Selectives (Take at least 6 credits from this list):

  • EPI 231: Epidemiology of Infectious Diseases
    • (Formerly HRP 231) Principles of the transmission of the infectious agents (viruses, bacteria, rickettsiae, mycoplasma, fungi, and protozoan and helminth parasites). The role of vectors, reservoirs, and environmental factors. Pathogen and host characteristics that determine the spectrum of infection and disease. Endemicity, outbreaks, and epidemics of selected infectious diseases. Principles of control and surveillance.
  • EARTHSYS 214: Global Change and Emerging Infectious Disease (EARTHSYS 114, ESS 213, HUMBIO 114)
    • The changing epidemiological environment. How human-induced environmental changes, such as global warming, deforestation and land-use conversion, urbanization, international commerce, and human migration, are altering the ecology of infectious disease transmission, and promoting their re-emergence as a global public health threat. Case studies of malaria, cholera, hantavirus, plague, and HIV.
  • HRP 204: Models for Understanding and Controlling Global Infectious Diseases (HUMBIO 154D)
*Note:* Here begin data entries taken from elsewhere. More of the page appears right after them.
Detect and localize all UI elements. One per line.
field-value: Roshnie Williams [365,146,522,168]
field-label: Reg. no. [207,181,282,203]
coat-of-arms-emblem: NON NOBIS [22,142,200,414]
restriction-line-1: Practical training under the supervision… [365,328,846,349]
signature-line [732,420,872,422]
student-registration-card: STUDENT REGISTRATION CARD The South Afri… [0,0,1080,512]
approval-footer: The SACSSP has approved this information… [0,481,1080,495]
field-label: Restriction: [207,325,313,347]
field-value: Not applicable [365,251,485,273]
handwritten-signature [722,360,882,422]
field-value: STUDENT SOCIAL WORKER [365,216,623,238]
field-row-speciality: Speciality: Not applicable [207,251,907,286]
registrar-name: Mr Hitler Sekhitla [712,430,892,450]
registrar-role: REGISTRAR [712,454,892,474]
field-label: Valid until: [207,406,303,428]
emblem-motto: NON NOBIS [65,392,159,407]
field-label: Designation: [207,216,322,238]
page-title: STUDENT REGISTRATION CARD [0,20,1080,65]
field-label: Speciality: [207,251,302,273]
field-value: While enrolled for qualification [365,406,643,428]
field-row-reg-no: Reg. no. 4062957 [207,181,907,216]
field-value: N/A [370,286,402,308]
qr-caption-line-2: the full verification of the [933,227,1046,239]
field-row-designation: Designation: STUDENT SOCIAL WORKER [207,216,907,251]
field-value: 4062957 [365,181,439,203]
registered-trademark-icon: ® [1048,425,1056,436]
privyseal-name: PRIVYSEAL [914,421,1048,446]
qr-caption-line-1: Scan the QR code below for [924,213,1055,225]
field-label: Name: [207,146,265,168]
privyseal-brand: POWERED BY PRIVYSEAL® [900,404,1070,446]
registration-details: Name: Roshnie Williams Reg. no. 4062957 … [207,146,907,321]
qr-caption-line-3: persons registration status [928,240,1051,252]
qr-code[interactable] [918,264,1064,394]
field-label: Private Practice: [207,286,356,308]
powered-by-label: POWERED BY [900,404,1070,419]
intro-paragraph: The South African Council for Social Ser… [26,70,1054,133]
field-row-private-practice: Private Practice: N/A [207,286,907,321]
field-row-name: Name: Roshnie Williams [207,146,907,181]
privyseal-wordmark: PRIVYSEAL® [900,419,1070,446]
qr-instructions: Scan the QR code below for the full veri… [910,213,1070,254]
    • This course introduces students to the dynamics of infectious diseases of global health importance, focusing on the use of mathematical models to characterize their transmission in populations. Relevant case examples of pathogens with differing natural history and transmission routes include tuberculosis, HIV, malaria, typhoid, and cholera, as well emerging infectious diseases such as Ebola and the 2019 novel coronavirus. Lectures will emphasize the theoretical basis underlying infectious disease dynamics and link them to in-class workshops and problem sets that will emphasize public health applications and will provide students with hands-on experience in creating and coding models. Students will learn the mathematical underpinnings of key topics in infectious disease transmission including herd immunity, the basic reproductive number, vaccine effects, social contact structure, host heterogeneities, and pathogen fitness. The course will teach students how to approach new questions in infectious disease transmission, from model selection, tradeoffs in model complexity or parsimony, parameterization, sensitivity and uncertainty analyses. Students will practice building models, evaluating the influence of model parameters, making predictions about disease trajectories, and projecting the impact of public health interventions.
  • HRP 252: Outcomes Analysis (BIOMEDIN 251, MED 252)
    • Methods of conducting empirical studies which use large existing medical, survey, and other databases to ask both clinical and policy questions. Econometric and statistical models used to conduct medical outcomes research. How research is conducted on medical and health economics questions when a randomized trial is impossible. Problem sets emphasize hands-on data analysis and application of methods, including re-analyses of well-known studies. Prerequisites: one or more courses in probability, and statistics or biostatistics.
  • SOMGEN 207: Theories of Change in Global Health
    • Open to graduate students studying in any discipline whose research work or interest engages global health. The course undertakes a critical assessment of how different academic disciplines frame global health problems and recommend pathways toward improvements. Focuses on evaluating examples of both success and failure of different theories of change in specific global health implementations. Pre-requisites: Econ118, CEE265D, HumBio 129S, or HumBio 124C.